China Group Visa is required to enter Tibet from Nepal.

When entering Tibet from Nepal, the usual Chinese Entry Visa that you would use to enter China elsewhere is not actually valid. The requirement for tourists from Nepal to Tibet is the Chinese Group Visa, which is applied for completely differently. The visa, which is only valid for tourists entering Tibet from Nepal, is issued only once you arrive in Kathmandu for the trip to Tibet. Once you arrive, we will meet you at your hotel to collect your passport and completed application forms. The visa can only be applied for by the travel agency on your behalf, and personal applications are automatically rejected.

Usually it takes at least 3 business days to obtain the China Group Visa. Processing of the visa actually takes around three working days, so you should plan to arrive in Nepal at least 4-5 days before your trip departs for Tibet to allow time to process the visa. Standard processing will release the visa in the morning of the third day from application, and we will collect your passport and visa from the embassy and deliver it to your hotel with the rest of the permits.
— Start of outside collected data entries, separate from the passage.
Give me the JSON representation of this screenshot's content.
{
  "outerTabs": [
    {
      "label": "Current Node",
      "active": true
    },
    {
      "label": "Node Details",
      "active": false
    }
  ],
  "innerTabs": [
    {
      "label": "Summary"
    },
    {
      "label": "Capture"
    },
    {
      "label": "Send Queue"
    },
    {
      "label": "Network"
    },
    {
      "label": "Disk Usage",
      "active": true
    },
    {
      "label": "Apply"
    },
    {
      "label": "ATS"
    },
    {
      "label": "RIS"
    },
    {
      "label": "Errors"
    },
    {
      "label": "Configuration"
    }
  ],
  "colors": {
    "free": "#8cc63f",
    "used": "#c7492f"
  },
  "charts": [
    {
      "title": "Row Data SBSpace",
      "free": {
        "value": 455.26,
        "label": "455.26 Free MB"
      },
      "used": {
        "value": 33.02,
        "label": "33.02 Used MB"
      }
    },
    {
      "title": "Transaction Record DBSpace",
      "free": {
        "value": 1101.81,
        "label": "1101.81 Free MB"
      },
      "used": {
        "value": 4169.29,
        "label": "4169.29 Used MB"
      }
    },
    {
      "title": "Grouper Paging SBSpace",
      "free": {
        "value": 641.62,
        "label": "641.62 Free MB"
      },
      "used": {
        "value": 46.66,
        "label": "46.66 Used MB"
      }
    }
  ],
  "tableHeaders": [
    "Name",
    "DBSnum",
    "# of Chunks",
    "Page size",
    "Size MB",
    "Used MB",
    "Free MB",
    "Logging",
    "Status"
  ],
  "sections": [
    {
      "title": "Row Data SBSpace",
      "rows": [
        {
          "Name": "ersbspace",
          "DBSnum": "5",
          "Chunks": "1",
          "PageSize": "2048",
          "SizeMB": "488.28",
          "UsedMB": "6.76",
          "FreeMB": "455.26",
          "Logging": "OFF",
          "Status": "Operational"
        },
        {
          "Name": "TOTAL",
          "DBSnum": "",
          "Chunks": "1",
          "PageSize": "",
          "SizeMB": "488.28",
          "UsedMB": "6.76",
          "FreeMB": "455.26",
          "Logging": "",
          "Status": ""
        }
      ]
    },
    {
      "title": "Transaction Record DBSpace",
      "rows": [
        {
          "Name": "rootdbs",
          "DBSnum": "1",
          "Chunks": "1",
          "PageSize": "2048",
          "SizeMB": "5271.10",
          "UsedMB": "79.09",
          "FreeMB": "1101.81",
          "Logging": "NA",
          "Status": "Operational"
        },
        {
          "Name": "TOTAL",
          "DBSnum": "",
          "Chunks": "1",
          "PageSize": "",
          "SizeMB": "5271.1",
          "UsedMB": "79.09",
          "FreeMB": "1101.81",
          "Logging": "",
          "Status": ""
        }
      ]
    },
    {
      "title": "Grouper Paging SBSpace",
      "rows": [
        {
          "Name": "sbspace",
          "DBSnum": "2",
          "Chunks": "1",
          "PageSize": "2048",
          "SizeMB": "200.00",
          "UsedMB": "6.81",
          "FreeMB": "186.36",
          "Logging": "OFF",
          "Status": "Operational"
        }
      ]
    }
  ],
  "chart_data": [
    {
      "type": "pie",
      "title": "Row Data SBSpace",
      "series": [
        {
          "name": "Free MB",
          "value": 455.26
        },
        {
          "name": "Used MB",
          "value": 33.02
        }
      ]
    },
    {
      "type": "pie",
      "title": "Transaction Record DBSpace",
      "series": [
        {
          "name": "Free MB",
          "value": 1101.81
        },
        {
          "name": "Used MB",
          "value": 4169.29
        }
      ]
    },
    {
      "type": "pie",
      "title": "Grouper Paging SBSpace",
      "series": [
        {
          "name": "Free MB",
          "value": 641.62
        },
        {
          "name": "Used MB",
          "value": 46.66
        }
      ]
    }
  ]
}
Travel to Tibet may sound extremely restrictive, but the restrictions are in place for the benefit of the tourists as much as for the protection of the environment. Allowing tourists to wander freely as before can cause irreparable damage to the delicate environment of the plateau, and preservation efforts help to maintain the delicate balance. Travel on the plateau can also be dangerous, with altitude sickness, extreme weather conditions, and wild animals. However, as all the details are taken care of for you by the travel agency, these restrictions are only beneficial, and can help make your trip even more amazing and special.